I learned about Rabih Alameddine, Lebanese-American painter and writer (and so much more), through social media a while back (IG @beirutiguy). I didn’t even know he was a writer, just a quirky individual with a relatable sense of humor. You can imagine how happy I was to find his name printed on one of the books I picked up at the library. And my happiness still as that book turned out to be everything I never knew I had been searching for.
“While I were alive, I loved you while you were alive and I loved you still but I forgot for a while. Forgive me, I couldn’t obsess about you all the time, so you disappeared as if I’d bleached my memory.”
The Angel of History walks us through the life of Yemeni-born Jacob (Ya’cub) in reminiscence while he awaits his turn in the psych’s waiting room, trying to recall suppressed events and the last days with his dead lover.
Narrated by both Jacob and a sassy Satan who cares for him, we revisit the time he spent in Yemen, then in a whorehouse with his mother in Cairo, then under his father’s wealthy wing in Beirut, up until his time living in San Francisco as a gay Arab man at the height of AIDS. In an interview, Alameddine mentions that he became a writer to reflect his own experience as a gay Arab man in America at the height of AIDS.
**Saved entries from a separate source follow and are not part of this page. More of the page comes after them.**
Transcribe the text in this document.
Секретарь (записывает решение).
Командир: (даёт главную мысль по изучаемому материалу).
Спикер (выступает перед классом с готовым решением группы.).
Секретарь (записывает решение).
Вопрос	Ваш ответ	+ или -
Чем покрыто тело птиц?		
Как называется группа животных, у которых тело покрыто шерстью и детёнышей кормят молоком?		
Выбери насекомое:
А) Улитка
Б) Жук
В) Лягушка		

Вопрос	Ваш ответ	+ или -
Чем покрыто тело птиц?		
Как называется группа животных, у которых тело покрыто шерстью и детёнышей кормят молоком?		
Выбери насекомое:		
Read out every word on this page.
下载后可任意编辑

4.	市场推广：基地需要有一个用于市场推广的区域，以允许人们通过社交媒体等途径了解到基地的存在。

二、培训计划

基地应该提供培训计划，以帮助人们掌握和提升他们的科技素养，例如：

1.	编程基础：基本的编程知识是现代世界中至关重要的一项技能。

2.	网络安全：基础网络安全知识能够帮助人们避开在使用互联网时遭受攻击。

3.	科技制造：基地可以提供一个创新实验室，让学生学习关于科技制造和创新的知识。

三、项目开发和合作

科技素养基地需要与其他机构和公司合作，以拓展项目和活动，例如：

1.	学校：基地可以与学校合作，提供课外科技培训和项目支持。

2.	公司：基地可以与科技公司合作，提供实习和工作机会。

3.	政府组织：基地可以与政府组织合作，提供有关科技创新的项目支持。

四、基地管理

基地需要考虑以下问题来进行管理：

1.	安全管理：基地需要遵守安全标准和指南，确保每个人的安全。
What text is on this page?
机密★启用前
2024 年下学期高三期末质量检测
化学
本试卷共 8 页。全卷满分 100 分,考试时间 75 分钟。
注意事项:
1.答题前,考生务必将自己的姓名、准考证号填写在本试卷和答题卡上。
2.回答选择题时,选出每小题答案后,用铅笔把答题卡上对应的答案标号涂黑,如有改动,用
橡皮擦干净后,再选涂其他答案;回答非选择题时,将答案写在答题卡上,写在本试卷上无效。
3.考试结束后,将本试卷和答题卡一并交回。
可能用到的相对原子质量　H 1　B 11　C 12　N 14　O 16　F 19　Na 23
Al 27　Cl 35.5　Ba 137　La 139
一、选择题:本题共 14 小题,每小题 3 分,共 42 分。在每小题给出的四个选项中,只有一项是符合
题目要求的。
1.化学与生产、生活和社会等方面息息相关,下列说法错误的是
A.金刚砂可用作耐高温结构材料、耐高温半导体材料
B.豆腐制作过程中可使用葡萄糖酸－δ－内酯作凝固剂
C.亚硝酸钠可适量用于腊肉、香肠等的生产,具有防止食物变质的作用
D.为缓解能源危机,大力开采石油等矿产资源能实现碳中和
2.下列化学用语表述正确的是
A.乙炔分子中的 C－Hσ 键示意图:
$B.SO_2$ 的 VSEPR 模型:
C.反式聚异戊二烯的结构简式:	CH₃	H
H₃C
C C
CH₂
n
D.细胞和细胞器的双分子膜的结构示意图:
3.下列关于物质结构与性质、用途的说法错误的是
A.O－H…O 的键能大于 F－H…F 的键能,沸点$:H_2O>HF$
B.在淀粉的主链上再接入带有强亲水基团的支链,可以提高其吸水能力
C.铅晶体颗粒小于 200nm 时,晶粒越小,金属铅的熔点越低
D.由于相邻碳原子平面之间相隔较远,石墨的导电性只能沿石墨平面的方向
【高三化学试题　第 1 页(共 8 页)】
I’ll be honest, I’ve been at a loss as to how to go about this. One of the reasons is that Alameddine is a protégé of the mixture between prose, politics, humor, literature, religion… The book has everything. It’s not an easy read but a magnificent one nonetheless, references to other works and events are everywhere.
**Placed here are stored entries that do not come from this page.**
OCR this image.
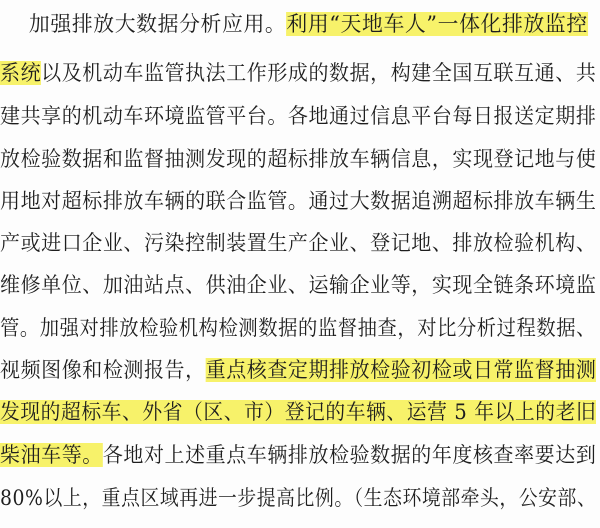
加强排放大数据分析应用。利用“天地车人”一体化排放监控
系统以及机动车监管执法工作形成的数据，构建全国互联互通、共
建共享的机动车环境监管平台。各地通过信息平台每日报送定期排
放检验数据和监督抽测发现的超标排放车辆信息，实现登记地与使
用地对超标排放车辆的联合监管。通过大数据追溯超标排放车辆生
产或进口企业、污染控制装置生产企业、登记地、排放检验机构、
维修单位、加油站点、供油企业、运输企业等，实现全链条环境监
管。加强对排放检验机构检测数据的监督抽查，对比分析过程数据、
视频图像和检测报告，重点核查定期排放检验初检或日常监督抽测
发现的超标车、外省（区、市）登记的车辆、运营 5 年以上的老旧
柴油车等。各地对上述重点车辆排放检验数据的年度核查率要达到
80%以上，重点区域再进一步提高比例。（生态环境部牵头，公安部、
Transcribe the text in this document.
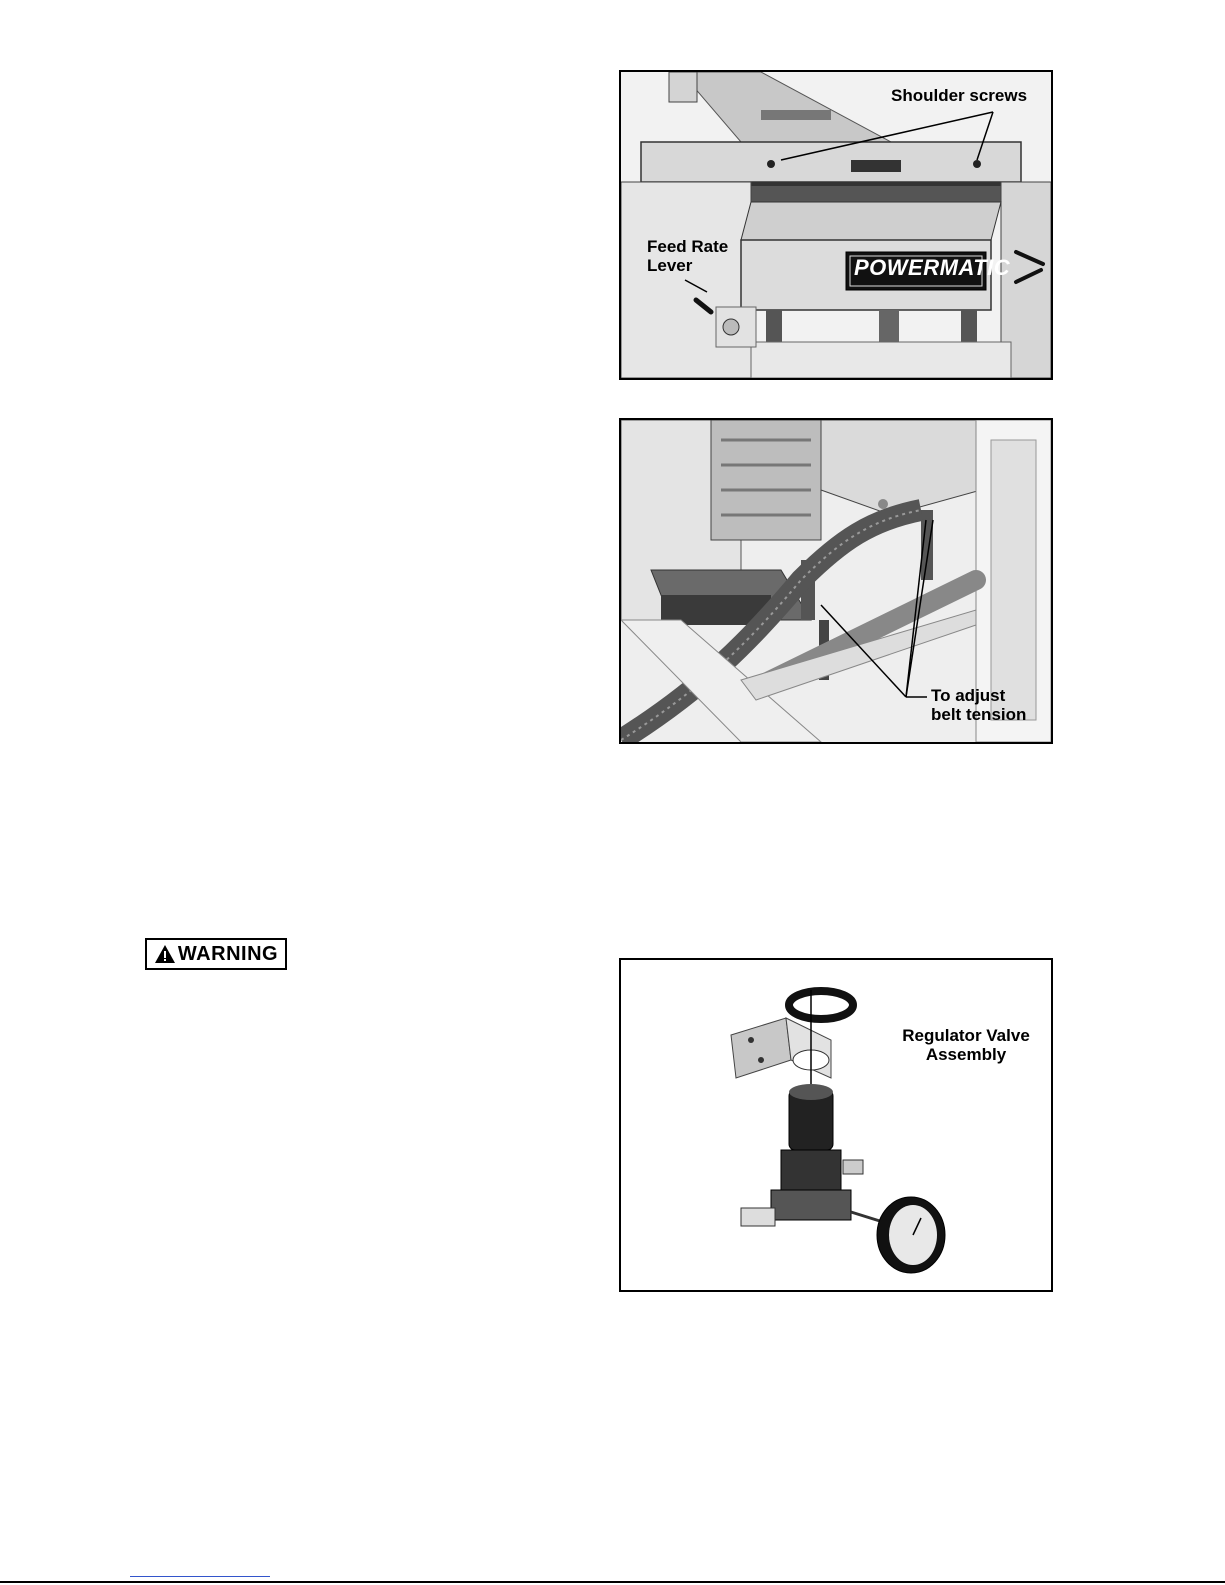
POWERMATIC
Shoulder screws
Feed Rate
Lever
To adjust
belt tension
WARNING
Regulator Valve
Assembly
“Yemen is one of my favorite places, [said Death] …That nation has refreshed and rejuvenated me for centuries.”
The biggest challenge is to understand the time, space and discourse; the book throws us between the Jacob of the past, the Jacob speaking to his dead lover, Satan interviewing saints about Jacob and Satan speaking directly to Jacob. However, it wouldn’t take long to grasp the writing style and once you do, you’re hooked till the end.
Underneath all the symbolism and prose, there is a story of naked yearning and despair that forces readers to relate and feel the raw emotions of the protagonist. By the end, I was overwhelmed by the need to protect, hug and forever care for Ya’cub.
The Angel of History is a poem, a play, a painting and a revolution masked as a novel.